People are upset about the Mavericks handing a max offer sheet to Harrison Barnes, and they should be. Even in a vacuum, that much money to a guy who failed to showcase the talent he supposedly has once again would look pretty bad. When you’re offering it to a guy you have to wait a week to see if you’ll get, and you probably won’t, after you refused to offer pretty much the exact same contract to Chandler Parsons -- who would have taken it, is a better player, and a better fit for the Mavs -- you have explaining to do.

But I think if most people really think about it, they’d realize they’re more upset that it came to this than they are about anything that’s likely to happen with Harrison Barnes. First of all, the Dubs are likely to lose out on Kevin Durant and re-sign Barnes – that’s part of the reason the Mavs’ general strategy of hoarding money was even a worse idea this year than previously. Everyone’s got enough to make some bad signings and keep rolling. But there are better reasons to be frustrated, too.

To be upset about Harrison Barnes getting the max qua Harrison Barnes getting the max, you have to believe the Mavs were going to do something useful with that money. They might have through absorbing other teams’ jettisoned contracts, but it’s not clear that many teams are going to feel a crunch this year and there’s certainly nobody left on the unrestricted free agent market that matters. So, as far as this year is concerned, spend that money Mark. It’ll tie it up until July 7th so they can’t use it on anyone else – but who, at this point, were they going to use it on anyway?
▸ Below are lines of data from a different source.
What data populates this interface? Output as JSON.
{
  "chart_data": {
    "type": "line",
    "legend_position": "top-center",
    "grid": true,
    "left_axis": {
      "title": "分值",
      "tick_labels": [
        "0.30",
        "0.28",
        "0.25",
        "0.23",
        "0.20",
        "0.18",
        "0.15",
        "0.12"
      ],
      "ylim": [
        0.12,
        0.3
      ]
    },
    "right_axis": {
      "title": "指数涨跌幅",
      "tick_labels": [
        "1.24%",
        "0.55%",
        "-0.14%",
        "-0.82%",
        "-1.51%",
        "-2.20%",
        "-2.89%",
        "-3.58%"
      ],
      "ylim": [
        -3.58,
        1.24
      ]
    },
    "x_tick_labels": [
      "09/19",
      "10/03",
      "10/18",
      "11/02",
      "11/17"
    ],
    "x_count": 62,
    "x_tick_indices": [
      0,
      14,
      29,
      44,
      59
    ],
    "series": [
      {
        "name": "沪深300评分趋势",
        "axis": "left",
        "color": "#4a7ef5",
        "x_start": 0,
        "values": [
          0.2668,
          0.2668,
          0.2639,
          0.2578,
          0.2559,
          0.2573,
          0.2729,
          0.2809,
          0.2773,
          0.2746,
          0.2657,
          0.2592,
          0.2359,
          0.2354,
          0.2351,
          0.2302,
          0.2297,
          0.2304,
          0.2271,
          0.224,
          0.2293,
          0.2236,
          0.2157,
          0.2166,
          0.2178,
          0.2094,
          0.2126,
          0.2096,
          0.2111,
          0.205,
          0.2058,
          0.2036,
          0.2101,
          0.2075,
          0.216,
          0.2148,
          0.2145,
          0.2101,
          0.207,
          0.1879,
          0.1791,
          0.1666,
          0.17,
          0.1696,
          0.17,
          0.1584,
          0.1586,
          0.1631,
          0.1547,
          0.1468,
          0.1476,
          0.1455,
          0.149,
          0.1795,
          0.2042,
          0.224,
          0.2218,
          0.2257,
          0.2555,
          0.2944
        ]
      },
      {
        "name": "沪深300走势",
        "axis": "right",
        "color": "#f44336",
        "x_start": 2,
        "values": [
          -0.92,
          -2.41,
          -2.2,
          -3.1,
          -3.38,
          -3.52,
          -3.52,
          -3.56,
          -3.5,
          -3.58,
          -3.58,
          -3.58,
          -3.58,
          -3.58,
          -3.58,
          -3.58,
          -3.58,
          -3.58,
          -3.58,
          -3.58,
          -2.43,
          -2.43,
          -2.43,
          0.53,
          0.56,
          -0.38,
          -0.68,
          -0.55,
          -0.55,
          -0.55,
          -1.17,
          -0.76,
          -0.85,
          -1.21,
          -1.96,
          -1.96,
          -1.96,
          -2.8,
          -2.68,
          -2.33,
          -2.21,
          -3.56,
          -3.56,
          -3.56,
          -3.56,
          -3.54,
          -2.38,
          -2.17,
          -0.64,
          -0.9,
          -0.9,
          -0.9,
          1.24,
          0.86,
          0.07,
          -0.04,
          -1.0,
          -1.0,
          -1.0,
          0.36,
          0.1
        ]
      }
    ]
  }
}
Wesley Johnson?

As for next year and the years to come, it’s true that Barnes would negatively impact the Mavs’ ability to offer big contracts to a better FA crop. It’s obviously understandable that people would be upset about this, but you’d have to be a far more optimistic man than me to suppose that next year, the sixth in the series, will be the one in which they finally put FA money to adequate use. I saw a lot of people, throughout the year, saying things like “LET Parsons go and go get Batum or whoever.” Hopefully this season will serve as an object lesson in the fact that you don’t just “go get” whoever. Other teams have other ideas and the players are listening.

And of course, if it should come to that, Harrison Barnes won’t stop you tanking. He’s not that good. Imagine a team without Dirk and with only Harrison Barnes and Wes Matthews as impact players. Where does that team finish in the West?

Cleveland Cavaliers forward Kevin Love (0) dribbles the ball as Golden State Warriors forward Harrison Barnes (40) defends during the first quarter in game four of the NBA Finals. Credit: David Richard-USA TODAY Sports
Cleveland Cavaliers forward Kevin Love (0) dribbles the ball as Golden State Warriors forward Harrison Barnes (40) defends during the first quarter in game four of the NBA Finals. Credit: David Richard-USA TODAY Sports

Since all this is the case, I say focus on the positives. I doubt they get him, but if they do, he remains a high-quality 3-and-D guy. I doubt he does much in terms of creating his own shot and he’s certainly not the initiator that Parsons is, but between him and Wes that’s a lot of long-range shooting and defensive strength. If they add Justin Anderson – I’m least happy about this potential pick up because of what it might do to Simba’s minutes – it could result in some really long, really good shooting, really good defensive and rebound rotations.

But it probably won’t happen. Next year, the Warriors can let Bogut, Iggy, and Shaun Livingston go if they need the cap space, they’ll re-up Steph Curry, and they have Klay Thompson signed through 2019 and Draymond Green through 2020. They don’t need money and there’s no one else on the market, after Durant, who would be worth giving up Barnes for. If it does, it’s disappointing because the Mavs already aren’t going to do better, not because of what this move means for their future.